Table of Contents

Last modified on September 6th, 2022

A rectangle is a 2-dimensional shape having four sides. In this article, we will discuss the area of a rectangle and how we calculate it.

The area of a rectangle is defined as the total region covered by it. It is the product of its 2 adjacent sides, i.e., length and width. We measure it in square units.

The formula to find the area of a rectangle is given below:

There are 3 standard steps to calculate the area of a rectangle given its length and width.

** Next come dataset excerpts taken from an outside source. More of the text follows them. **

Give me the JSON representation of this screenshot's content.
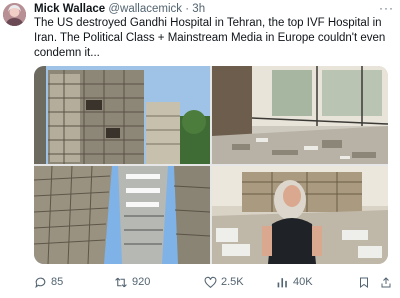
{
  "tweet": {
    "author_name": "Mick Wallace",
    "handle": "@wallacemick",
    "separator": "·",
    "time": "3h",
    "more_label": "···",
    "text": "The US destroyed Gandhi Hospital in Tehran, the top IVF Hospital in Iran. The Political Class + Mainstream Media in Europe couldn't even condemn it..."
  },
  "media": [
    {
      "subject": "damaged hospital facade with scaffolding"
    },
    {
      "subject": "rubble-filled interior with shattered windows"
    },
    {
      "subject": "building exterior with scaffolding seen from below"
    },
    {
      "subject": "man standing in debris-covered room"
    }
  ],
  "actions": {
    "replies": "85",
    "reposts": "920",
    "likes": "2.5K",
    "views": "40K"
  },
  "icons": {
    "reply": "reply-icon",
    "repost": "repost-icon",
    "like": "heart-icon",
    "views": "views-icon",
    "bookmark": "bookmark-icon",
    "share": "share-icon"
  },
  "colors": {
    "text": "#0f1419",
    "secondary": "#536471"
  }
}
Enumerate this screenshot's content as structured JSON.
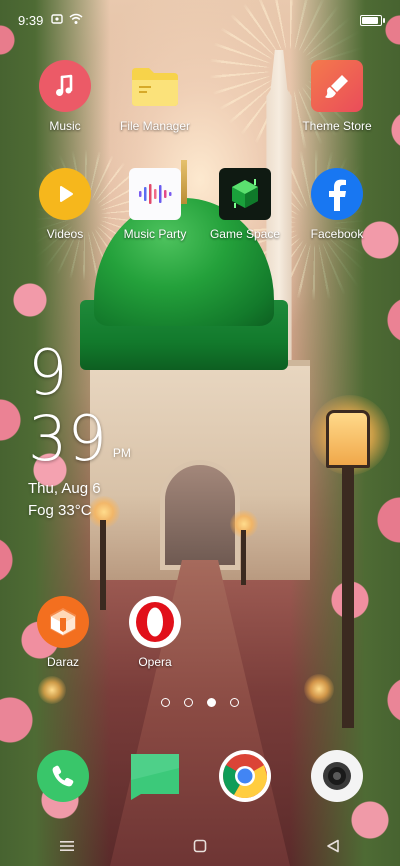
{
  "status_bar": {
    "time": "9:39",
    "battery_level": 0.9
  },
  "apps_row1": [
    {
      "label": "Music",
      "icon": "music-note-icon"
    },
    {
      "label": "File Manager",
      "icon": "folder-icon"
    },
    {
      "label": "Theme Store",
      "icon": "paintbrush-icon"
    }
  ],
  "apps_row2": [
    {
      "label": "Videos",
      "icon": "play-icon"
    },
    {
      "label": "Music Party",
      "icon": "audio-bars-icon"
    },
    {
      "label": "Game Space",
      "icon": "game-cube-icon"
    },
    {
      "label": "Facebook",
      "icon": "facebook-icon"
    }
  ],
  "apps_row3": [
    {
      "label": "Daraz",
      "icon": "daraz-icon"
    },
    {
      "label": "Opera",
      "icon": "opera-icon"
    }
  ],
  "clock": {
    "hour": "9",
    "minute": "39",
    "ampm": "PM",
    "date": "Thu, Aug 6",
    "weather": "Fog 33°C"
  },
  "page_dots": {
    "count": 4,
    "active_index": 2
  },
  "dock": [
    {
      "icon": "phone-icon"
    },
    {
      "icon": "messages-icon"
    },
    {
      "icon": "chrome-icon"
    },
    {
      "icon": "camera-icon"
    }
  ],
  "nav_bar": [
    {
      "icon": "menu-icon"
    },
    {
      "icon": "home-icon"
    },
    {
      "icon": "back-icon"
    }
  ],
  "colors": {
    "music": "#ec5a67",
    "filemanager": "#f7d34a",
    "themestore": "#f0604a",
    "videos": "#f6b71c",
    "gamespace": "#1aa13b",
    "facebook": "#1877f2",
    "daraz": "#f36f1f",
    "opera": "#e1101a",
    "phone": "#39c66a",
    "messages": "#3cc97a",
    "mosque_dome": "#24a13b"
  }
}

**Step 1**: Note the value and units of length and width from the given question or example

**Step 2**: Multiply length and width

**Step 3**: Write down the answer in square units

Now we will derive the standard formula for the area of a rectangle.

We take a ▭ ABCD and draw a diagonal BD.

It clearly divides the rectangle into 2 equivalent right-angled triangles ∆BAD and ∆BCD.

Therefore, the area of the rectangle will be the sum of the area of these two triangles.

As we know that ∆BAD and ∆BCD are congruent right-angled triangles

Area of ▭ ABCD = Area of ∆BAD + Area of ∆BCD

= 2 × area of ∆BCD

= 2 × (1/2 × base × height of ∆BCD)

= (CD × BC)

When CD = w, BC = l

Area of ▭ ABCD = w × l = width × length

Thus we get the standard formula of the area of a rectangle given its length and width.

Now let us solve few examples using the above formula to calculate the area of a rectangle.

**Find the area of a rectangular swimming pool 45 feet long and 25 feet wide.**

Solution:

As we know,

Area (A) = w × l, here, w = 25 ft, and l = 45 ft

= (25 × 45) sq. ft

= 1125 sq. ft.

**Dividing a Rectangle into Unit Squares**

Why is the area expressed in square units?

Let us take a rectangle of length 3 inches and width 2inches.

Now we draw unit squares inside the rectangle.

Each unit square is of length 1 inch.

Now, count the number of squares in the rectangular block.

There are 6 squares inside it.

We always measure the area in square units.

Since the unit of this rectangle is ‘inches’, the area is measured and expressed in square inches.

Thus, the area of the above rectangle is 6 square inches.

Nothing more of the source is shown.